最近こそカルメンなどをやっていますが、始めの頃は日本歌曲を持ってくるように言われました。
クラスの誰も日本語は分りませんが、もしも私が本当にその曲を理解し、その曲に入っていれば言葉を超えて聞く人には伝わるはずなので、まずは自分の心の動きがもっとも敏感に反応できる母国語の単純な曲から始まりました。
私は“叱られて”を持っていきました。これは私の父がよく口ずさむ曲で、父のこと、家族のこと、故郷を思い出す曲なのですが、その気持ちに集中して歌うと、なるほどその一つ一つの歌詞はわからなくても、その曲に寄せる私の気持ちがちゃんと伝わっている、というのです。
ところがいざ外国の曲を歌おうとすると、どうしても私は(他の人も)その曲のあらすじやアイディアを伝えようとばかりしてなかなか”叱られて”を歌ったときのように、素直に自分自身を委ねることができない。“私今悲しいんですーーーーーー!”とその歌詞の説明をするような歌いかたをしてしまうのです。
しかし毎回のクラスで恥じをかきながらもめげずに持っていくと、次第に頭と体と声のギャップが埋まっていくのを感じるようになってきました。と同時にそういう感覚になるためには今までの何倍以上にも曲を吟味して自分の理解を深めておかなければいけないことも分りました。

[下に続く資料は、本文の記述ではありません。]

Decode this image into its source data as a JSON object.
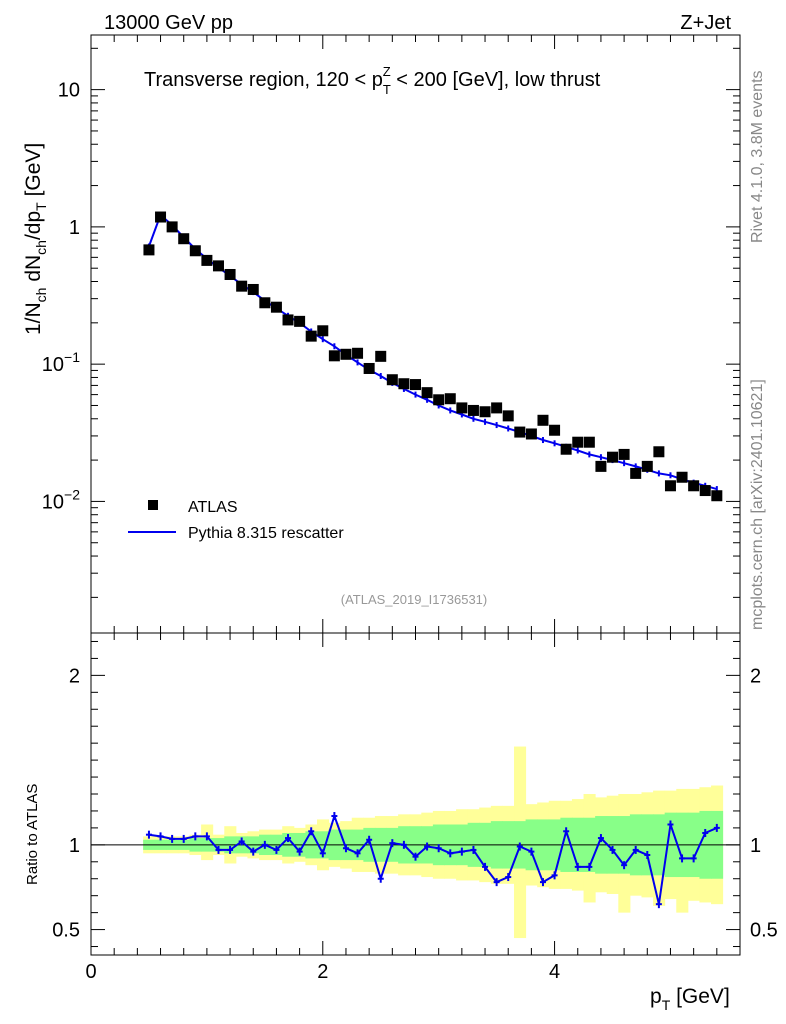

今回のリサイタルのなかではそういう練習のかいがあったのか、”今私はこういう曲を歌っているんですーーーーーーー!”と聞く人に説明をするような歌いかたをすることが少なかったように思います。もちろんまだまだやらなければ行けないことは山のようにありますが、小さなこの一歩を大切にしてまたがんばりたいと思います。

今日はジュリアードでしている練習と今回のリサイタルについて絡めながらお話させていただきました。
今はオペラ”ルクリーシャの恥辱”の最終稽古に入っています。本番は2月2、4、6日です。この頃NYにおいでになる方がいらっしゃいましたら、連絡下さい。
冬本番、皆さん風邪をひかないように気をつけてお過ごし下さい。それではまた。



このリハーサルに、指揮者の井上道義先生がお見えになりました。